I always end up looking like I hate green energy because I'm critical of wind and solar, but geothermal and hydroelectric are actually super practical.

[–] SaveTheTuaHawk@lemmy.ca 4 points 1 day ago (1 children)

It's because of the vast hydro power in PQ. Also, windmills work at night.

[–] Quilotoa@lemmy.ca 1 points 10 hours ago

Yeah, but the wind dies away at night.

[–] HubertManne@piefed.social 3 points 1 day ago (1 children)

does the wind depend on long days?

[–] Quilotoa@lemmy.ca 1 points 10 hours ago (1 children)

Partially.
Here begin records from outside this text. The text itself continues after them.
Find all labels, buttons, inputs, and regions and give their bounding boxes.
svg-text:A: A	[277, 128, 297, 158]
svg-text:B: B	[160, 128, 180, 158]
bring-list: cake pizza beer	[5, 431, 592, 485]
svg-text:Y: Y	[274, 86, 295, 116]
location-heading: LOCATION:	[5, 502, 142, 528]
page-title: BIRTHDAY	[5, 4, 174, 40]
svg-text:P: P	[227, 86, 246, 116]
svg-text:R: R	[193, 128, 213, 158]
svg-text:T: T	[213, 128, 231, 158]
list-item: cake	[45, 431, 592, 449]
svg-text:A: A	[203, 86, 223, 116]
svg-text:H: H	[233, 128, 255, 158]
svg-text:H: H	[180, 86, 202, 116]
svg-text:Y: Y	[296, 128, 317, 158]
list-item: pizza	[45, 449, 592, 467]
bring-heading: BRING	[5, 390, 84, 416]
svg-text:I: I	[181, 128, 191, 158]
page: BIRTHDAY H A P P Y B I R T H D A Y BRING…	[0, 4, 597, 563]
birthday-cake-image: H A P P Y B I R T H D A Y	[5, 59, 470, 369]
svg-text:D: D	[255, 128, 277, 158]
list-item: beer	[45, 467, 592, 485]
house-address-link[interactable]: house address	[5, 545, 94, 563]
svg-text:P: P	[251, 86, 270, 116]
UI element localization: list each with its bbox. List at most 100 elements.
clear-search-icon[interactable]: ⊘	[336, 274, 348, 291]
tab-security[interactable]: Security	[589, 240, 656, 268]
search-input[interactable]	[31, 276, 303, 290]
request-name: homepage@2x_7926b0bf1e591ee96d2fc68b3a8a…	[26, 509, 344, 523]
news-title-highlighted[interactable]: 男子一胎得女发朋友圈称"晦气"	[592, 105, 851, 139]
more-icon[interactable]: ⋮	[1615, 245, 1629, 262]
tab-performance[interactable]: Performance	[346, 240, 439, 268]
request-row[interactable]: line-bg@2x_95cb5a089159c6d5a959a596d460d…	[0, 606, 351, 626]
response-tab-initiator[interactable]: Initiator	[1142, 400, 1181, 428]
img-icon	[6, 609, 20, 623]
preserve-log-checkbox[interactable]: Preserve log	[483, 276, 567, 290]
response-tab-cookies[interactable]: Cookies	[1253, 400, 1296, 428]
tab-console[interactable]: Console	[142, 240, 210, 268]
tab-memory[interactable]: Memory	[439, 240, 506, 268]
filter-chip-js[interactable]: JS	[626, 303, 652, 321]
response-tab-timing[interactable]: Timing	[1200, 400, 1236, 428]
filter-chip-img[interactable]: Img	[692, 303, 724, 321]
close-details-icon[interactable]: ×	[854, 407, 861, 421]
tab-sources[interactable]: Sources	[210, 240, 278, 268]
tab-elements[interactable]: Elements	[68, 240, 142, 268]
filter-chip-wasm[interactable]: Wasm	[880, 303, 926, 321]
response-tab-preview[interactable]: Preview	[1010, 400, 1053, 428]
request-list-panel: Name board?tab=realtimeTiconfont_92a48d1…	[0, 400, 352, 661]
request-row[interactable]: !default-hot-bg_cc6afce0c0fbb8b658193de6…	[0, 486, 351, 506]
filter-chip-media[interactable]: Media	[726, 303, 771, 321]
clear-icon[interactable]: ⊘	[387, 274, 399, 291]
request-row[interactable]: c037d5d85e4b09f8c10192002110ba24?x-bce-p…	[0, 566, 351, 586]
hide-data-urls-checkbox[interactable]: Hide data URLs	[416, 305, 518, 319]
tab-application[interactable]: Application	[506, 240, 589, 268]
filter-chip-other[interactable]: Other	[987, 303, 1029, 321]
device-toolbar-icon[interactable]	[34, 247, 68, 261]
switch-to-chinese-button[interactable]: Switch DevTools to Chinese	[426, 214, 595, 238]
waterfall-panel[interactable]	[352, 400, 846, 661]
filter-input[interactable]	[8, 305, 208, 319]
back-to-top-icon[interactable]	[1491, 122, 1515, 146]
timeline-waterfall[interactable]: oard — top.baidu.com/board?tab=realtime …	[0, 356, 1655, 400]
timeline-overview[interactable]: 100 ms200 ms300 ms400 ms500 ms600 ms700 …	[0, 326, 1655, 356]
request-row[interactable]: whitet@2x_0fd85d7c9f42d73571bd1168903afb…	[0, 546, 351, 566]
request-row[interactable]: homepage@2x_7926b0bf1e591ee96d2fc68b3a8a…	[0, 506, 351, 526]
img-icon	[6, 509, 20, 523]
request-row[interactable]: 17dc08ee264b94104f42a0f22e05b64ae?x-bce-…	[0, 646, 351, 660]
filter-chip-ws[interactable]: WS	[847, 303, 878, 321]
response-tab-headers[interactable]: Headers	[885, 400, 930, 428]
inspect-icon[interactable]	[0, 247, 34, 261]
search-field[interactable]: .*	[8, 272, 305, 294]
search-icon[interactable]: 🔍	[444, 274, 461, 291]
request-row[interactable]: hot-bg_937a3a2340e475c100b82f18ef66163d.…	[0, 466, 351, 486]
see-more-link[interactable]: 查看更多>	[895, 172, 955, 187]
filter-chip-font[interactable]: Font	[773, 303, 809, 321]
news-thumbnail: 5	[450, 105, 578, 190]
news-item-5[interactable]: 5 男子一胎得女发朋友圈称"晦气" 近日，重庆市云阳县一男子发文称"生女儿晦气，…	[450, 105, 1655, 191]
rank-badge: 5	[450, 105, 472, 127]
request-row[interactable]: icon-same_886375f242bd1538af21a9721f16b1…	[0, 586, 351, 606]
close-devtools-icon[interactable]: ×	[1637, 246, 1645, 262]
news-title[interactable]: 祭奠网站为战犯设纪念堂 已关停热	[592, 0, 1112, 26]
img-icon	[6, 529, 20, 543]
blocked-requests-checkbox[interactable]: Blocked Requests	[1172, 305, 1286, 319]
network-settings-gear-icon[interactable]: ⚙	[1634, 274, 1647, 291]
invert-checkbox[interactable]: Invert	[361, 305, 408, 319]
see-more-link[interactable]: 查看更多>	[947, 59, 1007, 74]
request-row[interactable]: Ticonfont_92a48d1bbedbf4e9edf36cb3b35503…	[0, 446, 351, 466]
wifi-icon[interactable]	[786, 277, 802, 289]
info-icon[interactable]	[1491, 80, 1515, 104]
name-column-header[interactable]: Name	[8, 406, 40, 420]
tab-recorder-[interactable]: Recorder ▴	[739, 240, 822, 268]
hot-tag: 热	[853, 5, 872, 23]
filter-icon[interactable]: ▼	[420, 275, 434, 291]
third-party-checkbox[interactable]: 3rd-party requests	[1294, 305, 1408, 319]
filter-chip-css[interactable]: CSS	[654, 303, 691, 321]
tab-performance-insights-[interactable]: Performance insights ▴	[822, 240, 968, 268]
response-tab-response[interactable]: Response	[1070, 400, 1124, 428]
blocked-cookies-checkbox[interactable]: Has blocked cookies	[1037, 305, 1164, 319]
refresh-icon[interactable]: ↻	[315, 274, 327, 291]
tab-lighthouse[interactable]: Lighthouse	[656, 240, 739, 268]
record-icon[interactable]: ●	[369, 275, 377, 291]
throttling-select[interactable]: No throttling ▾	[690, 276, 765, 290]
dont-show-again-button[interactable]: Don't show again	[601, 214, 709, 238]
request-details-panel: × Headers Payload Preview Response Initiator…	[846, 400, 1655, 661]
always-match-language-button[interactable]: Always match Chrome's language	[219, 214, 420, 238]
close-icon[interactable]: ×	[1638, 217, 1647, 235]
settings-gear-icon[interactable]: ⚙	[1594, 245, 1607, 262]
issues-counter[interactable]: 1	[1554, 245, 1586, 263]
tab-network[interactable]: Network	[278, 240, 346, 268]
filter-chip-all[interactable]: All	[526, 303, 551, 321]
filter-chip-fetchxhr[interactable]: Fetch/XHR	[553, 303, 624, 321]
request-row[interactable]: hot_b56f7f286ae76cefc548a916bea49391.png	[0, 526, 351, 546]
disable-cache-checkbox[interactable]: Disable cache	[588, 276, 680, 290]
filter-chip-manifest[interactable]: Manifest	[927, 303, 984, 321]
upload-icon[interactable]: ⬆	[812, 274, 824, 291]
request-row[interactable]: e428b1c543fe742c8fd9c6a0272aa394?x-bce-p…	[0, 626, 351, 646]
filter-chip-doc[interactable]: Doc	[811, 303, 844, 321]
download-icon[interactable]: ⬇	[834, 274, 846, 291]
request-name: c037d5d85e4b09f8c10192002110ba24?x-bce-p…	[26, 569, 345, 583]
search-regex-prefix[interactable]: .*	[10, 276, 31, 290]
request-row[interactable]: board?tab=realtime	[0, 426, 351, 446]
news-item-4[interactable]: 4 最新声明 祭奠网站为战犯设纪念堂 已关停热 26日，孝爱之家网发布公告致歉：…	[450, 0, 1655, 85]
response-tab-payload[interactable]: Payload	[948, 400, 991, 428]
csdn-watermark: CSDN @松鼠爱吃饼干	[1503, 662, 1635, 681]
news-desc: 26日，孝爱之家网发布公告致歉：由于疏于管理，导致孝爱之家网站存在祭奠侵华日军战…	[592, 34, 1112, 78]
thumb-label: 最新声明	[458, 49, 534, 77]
The wind dies down to almost nothing at night so a long night means a longer time with no wind production.

[–] HubertManne@piefed.social 2 points 10 hours ago (1 children)

ah. the wind is definately different near me. I sorta wonder though how constant or not they are at the elevation of the turbines. I almost always see them moving no matter the wind. I had heard they actually to much wind and they have to be turned off but I think anytime its been storming that bad I have not paid attention to them.

[–] Quilotoa@lemmy.ca 1 points 10 hours ago

Interesting. I never considered the height of them. I'll have to dig into that.

[–] SaveTheTuaHawk@lemmy.ca 1 points 1 day ago

But France is almost all nuclear or hydro.